Java string interning, what is guaranteed?

Question

The question boils down to this code:

// setup
String str1 = "some string";
String str2 = new String(str1);
assert str1.equals(str2);
assert str1 != str2;
String str3 = str2.intern();

// question cases
boolean case1 = str1 == "some string";
boolean case2 = str1 == str3;

Does Java standard give any guarantees about values of case1 and case2? Link to relevant part of Java spec would be nice, of course.

Yes, I looked at all the "Similar Questions" found by SO, and found no duplicates, as none I found answered the question this way. And no, this is not about the misguided idea of "optimizing" string comparisons by replacing equals with ==.

Answer 1

I think String.intern API provides enough information

A pool of strings, initially empty, is maintained privately by the class String.

When the intern method is invoked, if the pool already contains a string equal to this String object as determined by the equals(Object) method, then the string from the pool is returned. Otherwise, this String object is added to the pool and a reference to this String object is returned.

It follows that for any two strings s and t, s.intern() == t.intern() is true if and only if s.equals(t) is true.

All literal strings and string-valued constant expressions are interned. String literals are defined in section 3.10.5 of the The Java™ Language Specification.

Answer 2

Here is your JLS quote, Section 3.10.5:

Each string literal is a reference (§4.3) to an instance (§4.3.1, §12.5) of class String (§4.3.3). String objects have a constant value. String literals-or, more generally, strings that are the values of constant expressions (§15.28)-are "interned" so as to share unique instances, using the method String.intern.

Thus, the test program consisting of the compilation unit (§7.3):

package testPackage;
class Test {
        public static void main(String[] args) {
                String hello = "Hello", lo = "lo";
                System.out.print((hello == "Hello") + " ");
                System.out.print((Other.hello == hello) + " ");
                System.out.print((other.Other.hello == hello) + " ");
                System.out.print((hello == ("Hel"+"lo")) + " ");
                System.out.print((hello == ("Hel"+lo)) + " ");
                System.out.println(hello == ("Hel"+lo).intern());
        }
}

class Other { static String hello = "Hello"; }

and the compilation unit:

package other;

public class Other { static String hello = "Hello"; }

produces the output: true true true true false true

This example illustrates six points:

Literal strings within the same class (§8) in the same package (§7) represent references to the same String object (§4.3.1).

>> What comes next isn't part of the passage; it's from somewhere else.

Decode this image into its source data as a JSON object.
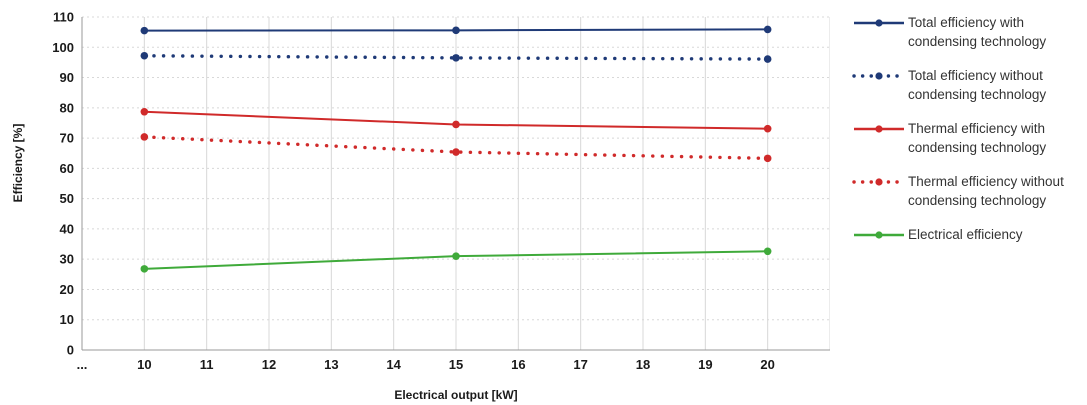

Literal strings within different classes in the same package represent references to the same String object.

Literal strings within different classes in different packages likewise represent references to the same String object.

Strings computed by constant expressions (§15.28) are computed at compile time and then treated as if they were literals.

Strings computed by concatenation at run time are newly created and therefore distinct. The result of explicitly interning a computed string is the same string as any pre-existing literal string with the same contents.

Combined with the JavaDoc for intern, and you have enough information to deduce that both of your cases will return true.